Post Mortems: Frequency, Making History, and Emerald City

Leighton Meester, Adam Pally, and Yassir Lester in Making History.

Perhaps the biggest event of the television season is the one that didn't happen earlier this month, after an 12th-hour deal between the Writers Guild of America (WGA) and the major networks and studios averted an imminent writers' strike. True, a WGA strike threatens every decade, but the memory of the 100-day strike of 2007-2008 still looms pretty large, and with television's continually evolving face, the content of these regular negotiations always offers the rawest insight into the state of the industry, as years-old collective agreements hit headlong with new norms: 2007 revolved mainly around the surge of web-streaming, and the most recent almost-strike focused on the now-established shorter seasons of some of television's most prestigious shows. To add to the general anxiety, this year the talks also fell at roughly the same time that the networks were making their final decisions on which shows would be returning for another season and which would be axed. While some of my favourite shows (like ABC's Agents of S.H.I.E.L.D., which sat on the bubble for most of its impressive, often heartbreaking, 4th season) got last-minute pickups, there were a couple of painful casualties. Below are a few of my reflections on the 2016-2017 season that was, and won't be again.
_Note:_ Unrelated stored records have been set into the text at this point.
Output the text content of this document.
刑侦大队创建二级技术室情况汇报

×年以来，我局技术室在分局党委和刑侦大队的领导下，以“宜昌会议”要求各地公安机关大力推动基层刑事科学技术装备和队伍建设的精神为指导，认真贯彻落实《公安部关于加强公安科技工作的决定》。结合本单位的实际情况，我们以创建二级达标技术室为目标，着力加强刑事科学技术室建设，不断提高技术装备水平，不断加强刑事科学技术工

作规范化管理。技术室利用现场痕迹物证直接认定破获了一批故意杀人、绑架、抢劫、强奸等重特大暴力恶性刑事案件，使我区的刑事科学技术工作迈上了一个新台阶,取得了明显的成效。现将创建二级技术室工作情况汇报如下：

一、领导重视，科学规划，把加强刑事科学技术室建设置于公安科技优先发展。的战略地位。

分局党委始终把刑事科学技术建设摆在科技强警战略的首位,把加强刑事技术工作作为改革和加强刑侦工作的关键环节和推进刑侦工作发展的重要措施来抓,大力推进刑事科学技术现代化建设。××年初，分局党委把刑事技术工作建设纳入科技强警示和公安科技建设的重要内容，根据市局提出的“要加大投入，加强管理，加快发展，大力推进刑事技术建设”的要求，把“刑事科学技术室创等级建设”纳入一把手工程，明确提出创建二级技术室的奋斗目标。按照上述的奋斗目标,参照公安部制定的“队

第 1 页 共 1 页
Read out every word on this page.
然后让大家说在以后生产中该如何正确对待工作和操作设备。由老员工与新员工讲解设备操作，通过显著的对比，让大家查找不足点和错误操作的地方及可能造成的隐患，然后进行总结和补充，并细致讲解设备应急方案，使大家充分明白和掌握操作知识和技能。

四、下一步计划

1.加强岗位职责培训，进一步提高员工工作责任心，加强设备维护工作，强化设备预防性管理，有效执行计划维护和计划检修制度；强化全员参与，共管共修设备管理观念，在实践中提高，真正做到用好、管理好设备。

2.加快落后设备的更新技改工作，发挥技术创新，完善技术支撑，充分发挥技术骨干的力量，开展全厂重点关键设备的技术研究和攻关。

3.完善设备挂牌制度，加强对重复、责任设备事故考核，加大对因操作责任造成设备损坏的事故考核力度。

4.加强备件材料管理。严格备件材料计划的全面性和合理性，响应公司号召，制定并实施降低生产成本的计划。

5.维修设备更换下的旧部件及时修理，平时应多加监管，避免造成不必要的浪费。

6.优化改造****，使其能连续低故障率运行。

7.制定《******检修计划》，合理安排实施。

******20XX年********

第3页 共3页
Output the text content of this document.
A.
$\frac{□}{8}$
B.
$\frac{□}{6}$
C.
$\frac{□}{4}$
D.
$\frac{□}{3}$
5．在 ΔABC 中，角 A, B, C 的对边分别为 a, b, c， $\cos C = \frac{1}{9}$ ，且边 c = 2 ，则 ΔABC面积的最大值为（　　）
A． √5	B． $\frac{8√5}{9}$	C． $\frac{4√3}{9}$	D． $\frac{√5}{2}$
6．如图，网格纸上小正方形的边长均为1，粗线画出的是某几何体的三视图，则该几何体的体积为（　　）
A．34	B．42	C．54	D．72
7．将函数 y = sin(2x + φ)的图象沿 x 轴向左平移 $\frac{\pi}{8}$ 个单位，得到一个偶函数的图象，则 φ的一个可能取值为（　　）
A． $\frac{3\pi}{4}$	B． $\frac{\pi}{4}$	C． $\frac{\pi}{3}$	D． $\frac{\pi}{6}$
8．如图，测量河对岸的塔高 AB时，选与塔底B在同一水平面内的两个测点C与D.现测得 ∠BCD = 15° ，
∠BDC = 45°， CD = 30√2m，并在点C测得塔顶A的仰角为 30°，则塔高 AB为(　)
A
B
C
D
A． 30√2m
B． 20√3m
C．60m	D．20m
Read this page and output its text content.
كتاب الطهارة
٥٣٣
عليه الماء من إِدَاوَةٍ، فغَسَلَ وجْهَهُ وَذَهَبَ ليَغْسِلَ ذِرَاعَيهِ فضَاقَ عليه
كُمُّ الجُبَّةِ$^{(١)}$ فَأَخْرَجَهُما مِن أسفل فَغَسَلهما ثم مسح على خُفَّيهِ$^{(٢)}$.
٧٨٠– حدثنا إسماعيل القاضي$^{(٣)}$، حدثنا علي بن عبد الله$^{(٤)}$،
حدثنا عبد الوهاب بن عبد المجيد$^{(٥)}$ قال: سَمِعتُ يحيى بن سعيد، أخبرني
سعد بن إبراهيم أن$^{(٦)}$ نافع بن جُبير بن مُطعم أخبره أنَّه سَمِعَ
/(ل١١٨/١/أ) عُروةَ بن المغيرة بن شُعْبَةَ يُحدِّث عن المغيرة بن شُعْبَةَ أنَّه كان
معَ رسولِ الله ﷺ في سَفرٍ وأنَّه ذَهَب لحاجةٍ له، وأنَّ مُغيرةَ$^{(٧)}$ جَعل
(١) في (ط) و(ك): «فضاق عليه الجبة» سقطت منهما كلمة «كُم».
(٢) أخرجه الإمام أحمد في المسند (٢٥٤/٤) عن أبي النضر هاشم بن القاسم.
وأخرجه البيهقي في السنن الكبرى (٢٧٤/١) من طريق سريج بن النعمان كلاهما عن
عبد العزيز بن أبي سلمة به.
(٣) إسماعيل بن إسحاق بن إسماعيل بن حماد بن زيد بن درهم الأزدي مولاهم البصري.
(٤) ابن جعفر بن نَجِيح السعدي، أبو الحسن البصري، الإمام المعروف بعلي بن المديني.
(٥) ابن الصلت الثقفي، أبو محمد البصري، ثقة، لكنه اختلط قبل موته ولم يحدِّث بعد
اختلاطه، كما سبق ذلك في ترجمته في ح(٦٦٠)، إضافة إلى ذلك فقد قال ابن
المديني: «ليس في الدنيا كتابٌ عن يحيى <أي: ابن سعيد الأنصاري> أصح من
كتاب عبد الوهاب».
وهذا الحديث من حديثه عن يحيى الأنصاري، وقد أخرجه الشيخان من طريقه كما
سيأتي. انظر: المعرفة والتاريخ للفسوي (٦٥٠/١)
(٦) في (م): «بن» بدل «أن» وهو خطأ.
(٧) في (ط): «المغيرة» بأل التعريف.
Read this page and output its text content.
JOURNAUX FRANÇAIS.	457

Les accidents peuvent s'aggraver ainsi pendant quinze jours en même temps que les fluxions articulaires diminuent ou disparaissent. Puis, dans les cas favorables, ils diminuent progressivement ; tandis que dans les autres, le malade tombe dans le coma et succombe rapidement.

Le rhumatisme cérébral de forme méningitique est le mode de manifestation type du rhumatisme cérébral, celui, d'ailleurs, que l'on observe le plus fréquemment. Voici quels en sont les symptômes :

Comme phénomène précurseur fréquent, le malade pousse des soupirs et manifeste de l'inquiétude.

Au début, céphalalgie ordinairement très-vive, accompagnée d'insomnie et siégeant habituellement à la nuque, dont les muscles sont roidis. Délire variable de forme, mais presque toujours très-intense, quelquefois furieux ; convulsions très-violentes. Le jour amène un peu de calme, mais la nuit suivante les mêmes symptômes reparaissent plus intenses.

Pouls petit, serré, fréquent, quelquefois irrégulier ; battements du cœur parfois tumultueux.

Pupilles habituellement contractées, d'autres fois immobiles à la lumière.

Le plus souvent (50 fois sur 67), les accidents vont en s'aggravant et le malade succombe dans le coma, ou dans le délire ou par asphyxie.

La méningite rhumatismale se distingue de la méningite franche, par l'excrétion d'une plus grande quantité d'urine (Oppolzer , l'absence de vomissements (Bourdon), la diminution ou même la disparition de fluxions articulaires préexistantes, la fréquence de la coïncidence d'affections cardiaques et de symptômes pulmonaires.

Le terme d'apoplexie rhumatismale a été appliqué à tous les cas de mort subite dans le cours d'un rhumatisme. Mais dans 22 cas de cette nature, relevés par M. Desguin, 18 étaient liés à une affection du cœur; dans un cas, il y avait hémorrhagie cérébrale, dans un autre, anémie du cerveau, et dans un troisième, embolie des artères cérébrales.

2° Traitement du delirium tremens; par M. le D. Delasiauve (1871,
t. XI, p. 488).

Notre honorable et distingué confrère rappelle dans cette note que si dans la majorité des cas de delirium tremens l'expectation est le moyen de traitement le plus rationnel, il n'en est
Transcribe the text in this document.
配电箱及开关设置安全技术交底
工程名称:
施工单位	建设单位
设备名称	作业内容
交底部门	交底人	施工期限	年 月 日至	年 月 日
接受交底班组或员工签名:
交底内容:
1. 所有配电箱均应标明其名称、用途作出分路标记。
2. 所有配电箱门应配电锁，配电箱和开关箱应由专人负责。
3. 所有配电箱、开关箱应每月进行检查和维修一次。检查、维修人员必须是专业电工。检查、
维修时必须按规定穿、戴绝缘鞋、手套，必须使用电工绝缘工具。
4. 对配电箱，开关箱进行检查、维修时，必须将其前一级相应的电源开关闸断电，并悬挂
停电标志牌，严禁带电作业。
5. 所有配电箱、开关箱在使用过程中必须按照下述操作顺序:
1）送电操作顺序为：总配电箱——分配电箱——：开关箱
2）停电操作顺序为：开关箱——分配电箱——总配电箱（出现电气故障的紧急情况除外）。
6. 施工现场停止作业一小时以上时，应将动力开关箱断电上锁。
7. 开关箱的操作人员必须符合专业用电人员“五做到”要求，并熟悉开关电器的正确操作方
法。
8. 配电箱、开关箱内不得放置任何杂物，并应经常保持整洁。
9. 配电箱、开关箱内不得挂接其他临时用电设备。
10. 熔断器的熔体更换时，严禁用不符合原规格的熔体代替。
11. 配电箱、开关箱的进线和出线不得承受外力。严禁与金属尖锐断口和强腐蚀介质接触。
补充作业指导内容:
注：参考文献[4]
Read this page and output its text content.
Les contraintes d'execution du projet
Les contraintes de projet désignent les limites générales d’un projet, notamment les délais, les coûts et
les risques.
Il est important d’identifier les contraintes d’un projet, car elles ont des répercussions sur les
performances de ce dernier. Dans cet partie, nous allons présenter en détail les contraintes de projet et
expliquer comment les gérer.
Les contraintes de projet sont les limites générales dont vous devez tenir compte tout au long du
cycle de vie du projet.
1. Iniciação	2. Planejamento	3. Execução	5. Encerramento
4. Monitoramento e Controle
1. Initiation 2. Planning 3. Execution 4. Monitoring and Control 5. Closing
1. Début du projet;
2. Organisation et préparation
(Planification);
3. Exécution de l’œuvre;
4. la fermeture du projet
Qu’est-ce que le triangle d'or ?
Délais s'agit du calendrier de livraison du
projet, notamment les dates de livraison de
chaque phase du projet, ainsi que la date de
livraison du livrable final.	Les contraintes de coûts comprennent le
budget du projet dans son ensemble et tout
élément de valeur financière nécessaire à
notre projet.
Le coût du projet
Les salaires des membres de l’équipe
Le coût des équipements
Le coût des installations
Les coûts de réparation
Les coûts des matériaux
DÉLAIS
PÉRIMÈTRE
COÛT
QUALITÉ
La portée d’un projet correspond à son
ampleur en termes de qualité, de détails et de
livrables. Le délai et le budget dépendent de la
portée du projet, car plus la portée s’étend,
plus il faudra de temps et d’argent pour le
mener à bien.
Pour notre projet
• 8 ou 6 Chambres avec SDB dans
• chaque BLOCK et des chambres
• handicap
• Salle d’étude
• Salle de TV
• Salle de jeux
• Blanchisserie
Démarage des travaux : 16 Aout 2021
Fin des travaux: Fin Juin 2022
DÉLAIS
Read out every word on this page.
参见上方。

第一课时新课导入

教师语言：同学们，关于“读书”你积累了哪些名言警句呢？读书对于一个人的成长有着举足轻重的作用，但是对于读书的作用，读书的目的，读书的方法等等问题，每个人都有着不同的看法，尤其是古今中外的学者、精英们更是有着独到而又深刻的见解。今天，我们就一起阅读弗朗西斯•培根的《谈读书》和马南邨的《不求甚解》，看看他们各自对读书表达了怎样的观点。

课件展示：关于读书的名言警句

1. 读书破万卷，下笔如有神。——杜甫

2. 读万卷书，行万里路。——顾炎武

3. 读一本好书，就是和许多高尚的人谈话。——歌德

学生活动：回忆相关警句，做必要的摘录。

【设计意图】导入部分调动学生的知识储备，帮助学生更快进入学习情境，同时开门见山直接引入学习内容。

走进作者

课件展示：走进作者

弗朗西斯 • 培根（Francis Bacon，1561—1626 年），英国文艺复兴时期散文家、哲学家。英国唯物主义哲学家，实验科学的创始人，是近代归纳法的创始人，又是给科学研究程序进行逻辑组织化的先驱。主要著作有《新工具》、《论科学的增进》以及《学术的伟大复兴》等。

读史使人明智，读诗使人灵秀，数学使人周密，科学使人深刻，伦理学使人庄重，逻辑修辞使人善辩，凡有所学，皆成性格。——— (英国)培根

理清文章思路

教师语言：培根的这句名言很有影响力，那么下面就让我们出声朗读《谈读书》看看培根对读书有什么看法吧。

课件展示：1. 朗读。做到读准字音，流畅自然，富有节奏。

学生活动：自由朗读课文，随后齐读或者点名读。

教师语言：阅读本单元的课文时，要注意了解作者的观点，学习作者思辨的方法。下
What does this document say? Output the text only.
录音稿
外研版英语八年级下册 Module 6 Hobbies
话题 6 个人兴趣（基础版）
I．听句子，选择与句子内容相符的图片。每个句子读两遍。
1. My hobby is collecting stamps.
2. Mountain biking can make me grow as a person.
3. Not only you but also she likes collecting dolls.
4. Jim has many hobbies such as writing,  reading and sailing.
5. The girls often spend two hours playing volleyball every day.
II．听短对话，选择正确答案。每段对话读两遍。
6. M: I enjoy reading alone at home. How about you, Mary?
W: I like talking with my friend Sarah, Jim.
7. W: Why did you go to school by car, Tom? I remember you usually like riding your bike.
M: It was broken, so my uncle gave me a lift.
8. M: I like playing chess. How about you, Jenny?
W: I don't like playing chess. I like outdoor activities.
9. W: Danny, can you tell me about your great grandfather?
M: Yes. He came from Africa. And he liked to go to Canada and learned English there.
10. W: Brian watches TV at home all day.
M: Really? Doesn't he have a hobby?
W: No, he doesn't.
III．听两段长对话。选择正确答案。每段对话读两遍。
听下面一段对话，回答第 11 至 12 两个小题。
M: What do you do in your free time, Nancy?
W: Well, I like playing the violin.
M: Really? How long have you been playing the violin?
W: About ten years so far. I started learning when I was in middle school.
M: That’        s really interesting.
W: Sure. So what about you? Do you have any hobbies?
Back in the fall, I noted the sudden surge of time-travel themed shows on network television (with The CW's Frequency, NBC's Timeless, ABC's adaptation of Time after Time, and Fox’s sci-fi sitcom Making History) – and now that the dust has settled in true Battle Royale fashion, only one remains standing: Timeless. When the pilots of Frequency and Timeless first aired, I deemed the former the more promising of the two, but to my surprise, as their respective seasons progressed, I found myself eagerly consuming Timeless upon airing, while relegating Frequency to my "watch it when I can" pile. Though both suffered from the inevitable incoherence of time-travel narratives, I was mistaken in anticipating that Frequency would be the lesser offender. Frequency, it turns out, took both the best and the worst from the 2000 feature film that inspired it, with its serial-killer storyline building to a crazed conclusion by the end of its 13-episode season. While the series was entertaining and often powerfully heartfelt, what initially seemed like a clever conceit – that Peyton List's Raimy Sullivan would retain the memories of previous timelines along alongside the alterations that came from her ham-radio interactions with her father (played by Riley Smith), across two decades – became a frustrating distraction as the show played fast and loose with its previously established rules. (In short: if every conversation with her dad, and every action he would take over the course of his day in 1996, resulted in an entirely new future history, by the end of the season Raimy should have had near-infinite overlapping, and contradictory, sets of memories to negotiate back in 2016 – making this viewer at least fear regularly for her sanity.) To its credit, Frequency did conclude in a satisfying way, with its creators even offering a 3-minute unaired epilogue, released after news of its cancellation was made public, to address one of the few remaining open plot threads. I don't regret having spent the time on Frequency, though I will not miss the cognitive nausea that came with every episode.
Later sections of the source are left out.